February 11th, 2013
Pruning the Apple Trees at the Farm
Posted by Sharkey
There's been a lot of pruning being done at the farm. This is the time of year when apple and pear trees really benefit from a proper pruning. Danny, from SavATree, has been caring for Martha's trees for many years and I was happy to see him the other day. I was also happy to learn that he gave our farm worker, Chhewang, a lesson in proper pruning techniques.
1 Oh, good! Danny from SavATree is here pruning the mature apple trees. I remember that late winter is the proper time for pruning these fruit trees because they are still dormant and haven't begun to send forth their spring growth.
2 I'll just climb this ladder up into the tree and say, "hello."
3 Hi, Danny! I see that you're hard at work, once again pruning these old apple trees. Do you estimate that they're about 50-years old?

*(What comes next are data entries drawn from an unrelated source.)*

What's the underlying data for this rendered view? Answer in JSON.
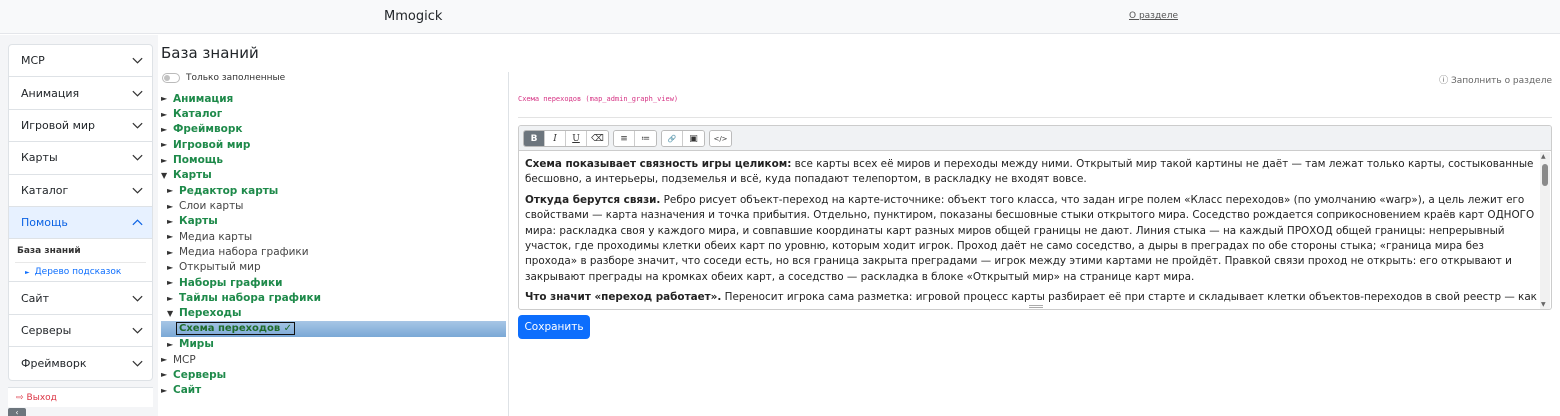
{
  "header": {
    "brand": "Mmogick",
    "about_link": "О разделе"
  },
  "sidebar": {
    "items_top": [
      {
        "label": "MCP",
        "name": "mcp"
      },
      {
        "label": "Анимация",
        "name": "animation"
      },
      {
        "label": "Игровой мир",
        "name": "game-world"
      },
      {
        "label": "Карты",
        "name": "maps"
      },
      {
        "label": "Каталог",
        "name": "catalog"
      }
    ],
    "open_item": {
      "label": "Помощь"
    },
    "open_children": {
      "knowledge_base": "База знаний",
      "tree_hint": "Дерево подсказок"
    },
    "items_bottom": [
      {
        "label": "Сайт",
        "name": "site"
      },
      {
        "label": "Серверы",
        "name": "servers"
      },
      {
        "label": "Фреймворк",
        "name": "framework"
      }
    ],
    "logout": "Выход"
  },
  "page": {
    "title": "База знаний",
    "filter_label": "Только заполненные",
    "fill_about": "Заполнить о разделе"
  },
  "tree": [
    {
      "label": "Анимация",
      "arrow": "►",
      "level": 1,
      "bold": true
    },
    {
      "label": "Каталог",
      "arrow": "►",
      "level": 1,
      "bold": true
    },
    {
      "label": "Фреймворк",
      "arrow": "►",
      "level": 1,
      "bold": true
    },
    {
      "label": "Игровой мир",
      "arrow": "►",
      "level": 1,
      "bold": true
    },
    {
      "label": "Помощь",
      "arrow": "►",
      "level": 1,
      "bold": true
    },
    {
      "label": "Карты",
      "arrow": "▼",
      "level": 1,
      "bold": true
    },
    {
      "label": "Редактор карты",
      "arrow": "►",
      "level": 2,
      "bold": true
    },
    {
      "label": "Слои карты",
      "arrow": "►",
      "level": 2,
      "bold": false
    },
    {
      "label": "Карты",
      "arrow": "►",
      "level": 2,
      "bold": true
    },
    {
      "label": "Медиа карты",
      "arrow": "►",
      "level": 2,
      "bold": false
    },
    {
      "label": "Медиа набора графики",
      "arrow": "►",
      "level": 2,
      "bold": false
    },
    {
      "label": "Открытый мир",
      "arrow": "►",
      "level": 2,
      "bold": false
    },
    {
      "label": "Наборы графики",
      "arrow": "►",
      "level": 2,
      "bold": true
    },
    {
      "label": "Тайлы набора графики",
      "arrow": "►",
      "level": 2,
      "bold": true
    },
    {
      "label": "Переходы",
      "arrow": "▼",
      "level": 2,
      "bold": true
    },
    {
      "label": "Схема переходов ✓",
      "arrow": "",
      "level": 3,
      "bold": true,
      "selected": true
    },
    {
      "label": "Миры",
      "arrow": "►",
      "level": 2,
      "bold": true
    },
    {
      "label": "MCP",
      "arrow": "►",
      "level": 1,
      "bold": false
    },
    {
      "label": "Серверы",
      "arrow": "►",
      "level": 1,
      "bold": true
    },
    {
      "label": "Сайт",
      "arrow": "►",
      "level": 1,
      "bold": true
    }
  ],
  "editor": {
    "schema_label": "Схема переходов (map_admin_graph_view)",
    "toolbar": [
      "B",
      "I",
      "U",
      "⌫",
      "≡",
      "≔",
      "🔗",
      "▣",
      "</>"
    ],
    "paragraphs": [
      {
        "lead": "Схема показывает связность игры целиком:",
        "text": " все карты всех её миров и переходы между ними. Открытый мир такой картины не даёт — там лежат только карты, состыкованные бесшовно, а интерьеры, подземелья и всё, куда попадают телепортом, в раскладку не входят вовсе."
      },
      {
        "lead": "Откуда берутся связи.",
        "text": " Ребро рисует объект-переход на карте-источнике: объект того класса, что задан игре полем «Класс переходов» (по умолчанию «warp»), а цель лежит его свойствами — карта назначения и точка прибытия. Отдельно, пунктиром, показаны бесшовные стыки открытого мира. Соседство рождается соприкосновением краёв карт ОДНОГО мира: раскладка своя у каждого мира, и совпавшие координаты карт разных миров общей границы не дают. Линия стыка — на каждый ПРОХОД общей границы: непрерывный участок, где проходимы клетки обеих карт по уровню, которым ходит игрок. Проход даёт не само соседство, а дыры в преградах по обе стороны стыка; «граница мира без прохода» в разборе значит, что соседи есть, но вся граница закрыта преградами — игрок между этими картами не пройдёт. Правкой связи проход не открыть: его открывают и закрывают преграды на кромках обеих карт, а соседство — раскладка в блоке «Открытый мир» на странице карт мира."
      },
      {
        "lead": "Что значит «переход работает».",
        "text": " Переносит игрока сама разметка: игровой процесс карты разбирает её при старте и складывает клетки объектов-переходов в свой реестр — как только"
      }
    ],
    "save_label": "Сохранить"
  }
}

4 You're pruning all of last year's growth because all it produces are leaves and you want the established growth to have all the tree's energy to produce flowers and fruit.
5 Danny, I suppose all of these pruned branches will be turned into wood chips. Thank you for teaching Chhewang how to prune. I'm going to visit him now.
6 Hi, Chhewang. You seem to be doing a fine job pruning the espalier of apple trees, following Danny's tutelage.
7 That's right! Remove all of that new growth because it only produces flowers.
8 You're cutting fairly flush, leaving only small stubs. Nicely done!
9 Chhewang, I must say that you are a very neat pruner. There are very few trimmings on the ground.
10 You know, you could make tidy bundles of these pruned shoots to use on the barbecue next summer. Apple is very mild in flavor and gives food a sweetness. It's especially good with poultry and pork.
11 Carry on, Chhewang. I'm off in search of squirrels.